Gritting, Dorak put all his strength into a fast-paced row. He calculated his time and the distance between himself and the first set of mines, and he set his decoy out. It worked perfectly, and Dorak already felt millions of miles closer to the treasure.
Three more decoys and three more sets of explosives met an ending together before something unexpected happened.
“Thanks for clearing the way for me, mate! Now you can get out of my way!”
Fear coursing down his spine, Dorak cast a glance over his shoulder and saw Fasai paddling madly behind him, closing in.
Desperate to know how he’d been bested, Dorak looked around.
And he spotted the Black Pawkeet.
His spirits, so high a moment before, dropped dangerously. The Black Pawkeet had brought Fasai out this far, easily catching up to Dorak with wind in its sails, and now Fasai was nearly caught up with him.
“No!” Dorak howled, and he put all he had into rowing.
Fasai was laughing madly and following behind as Dorak skirted mines, haphazardly threw out a few decoys, and lost all element of technique he’d started with.
It was only a matter of time before Fasai skirted around him towards the end of the race, when their boats were nearly close enough to dock at Smugglers Cove.
Dorak released a strangled cry as the last mine exploded and sea water rained down on their heads. Fasai’s triumphant laugh echoed in his ears, and he felt as if his very heart had died.
“You lose again, my friend!” Fasai shouted.
Dorak watched, stupefied, as the Lupe sprang from his boat onto land. He didn’t bother to pull it all the way up on land with him. Instead, laughing gleefully, he disappeared into the mouth of the cove.
Dorak covered his eyes as sobs wrenched up his throat. He’d lost. He’d lost it all! Now the biggest treasure was gone, and all the dubloons would belong in the same hands as the ones that had stolen this treasure out of his claws. He didn’t even get to see what he was missing!
Desperate, Dorak was about to paddle the rest of the way to the cove and go into it himself, to at least see what exactly he had lost. Voices stopped him.
“Hey! What’s this?” Fasai cried.
“Fasai Donnelley?” a voice asked.
“Who are you?” Fasai demanded, his voice sounding panicked.
“The Defenders of Neopia, sir,” the voice replied steadily, “and you are under arrest for stealing, looting, plotting, association with the wanted pirate captain, Scarblade, and for just generally being a no good, greedy little Neopian.”
Dorak nearly dropped his oars.
“What? No! No, I don’t know what you’re talking about!” Fasai cried.
The voice laughed. “We caught you red-handed, my friend. We figured you’d be too greedy to resist that Ixi’s tale in the tavern. We’ve been on to you for quite some time. Too bad you didn’t bring your friends though.”
Dorak’s eyes widened. Thinking quickly, he shoved his oars back into the water and paddled away as quickly as he possibly could. Fasai’s cries of denial and desperate pleas followed him all the way back to shore.

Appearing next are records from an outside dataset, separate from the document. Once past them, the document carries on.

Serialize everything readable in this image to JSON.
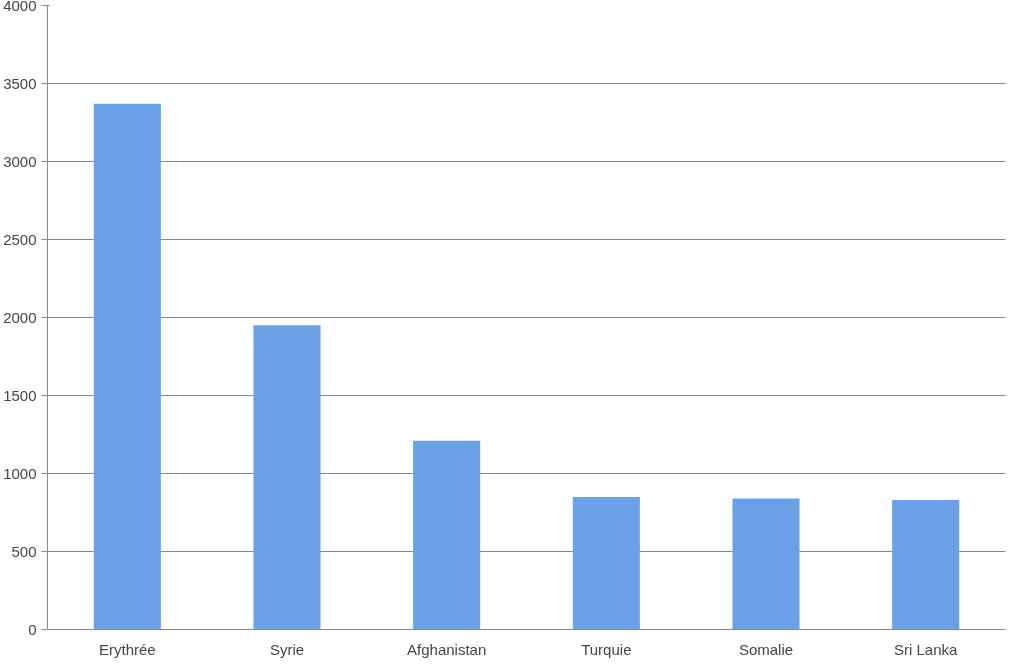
{
  "chart_data": {
    "type": "bar",
    "categories": [
      "Erythrée",
      "Syrie",
      "Afghanistan",
      "Turquie",
      "Somalie",
      "Sri Lanka"
    ],
    "values": [
      3370,
      1950,
      1210,
      850,
      840,
      830
    ],
    "color": "#6aa0e8",
    "ylim": [
      0,
      4000
    ],
    "yticks": [
      0,
      500,
      1000,
      1500,
      2000,
      2500,
      3000,
      3500,
      4000
    ],
    "grid": "y"
  }
}
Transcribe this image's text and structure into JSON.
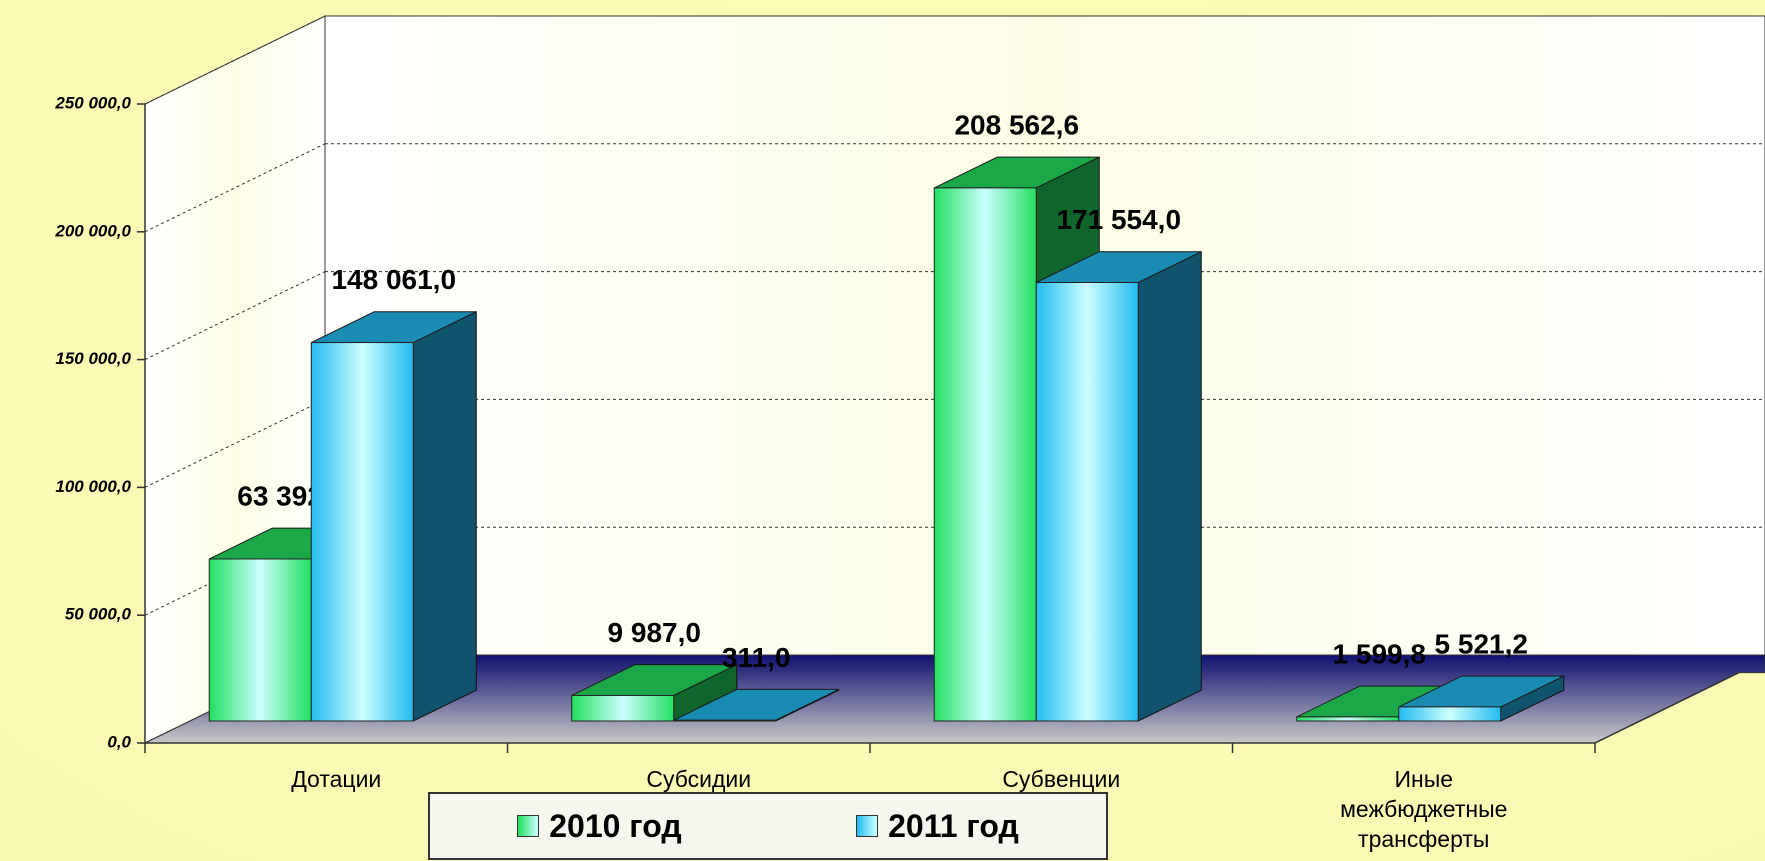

Days later, Dorak sat in his boat as it was gently rocked with waves. He kept an eye on the explosives treading his way, but a decoy was already snug in his paws for when the time was right.

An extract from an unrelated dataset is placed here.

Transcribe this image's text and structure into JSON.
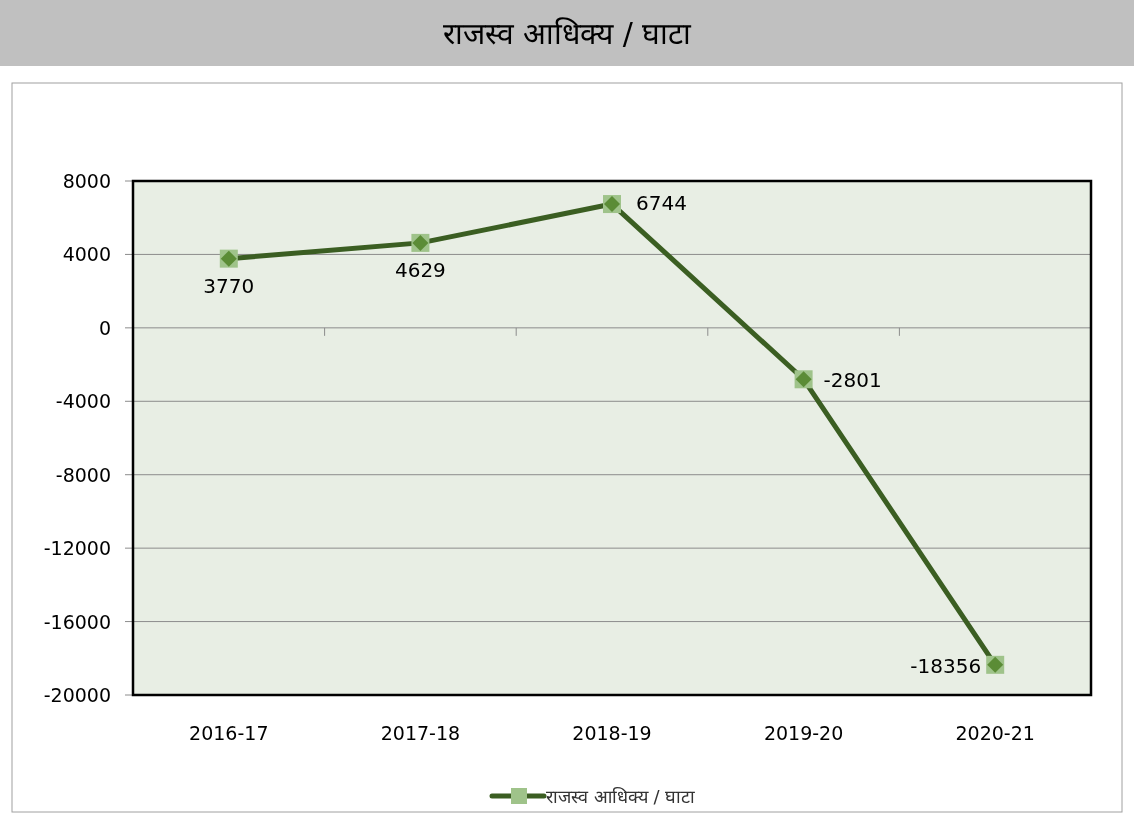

With a little time on his hands, he reflected on all that had happened. Captain Scarblade had gotten away of course at the first sign of trouble, but Fasai was paying for his dirty deeds. He’d been arrested, thrown in jail, and was now going to be working off his debt for the next several years of his life. Dorak found that he was glad this time that someone else had beaten him to the treasure.
Counting the moment as perfect, Dorak slipped the decoy into the water and watched it chug away, leading the real explosive with it. With a smile on his face, he looked out across the water at the dubloons that waited for him, and he knew there would be many more.
He was, after all, master of the sea and all of its dubloons.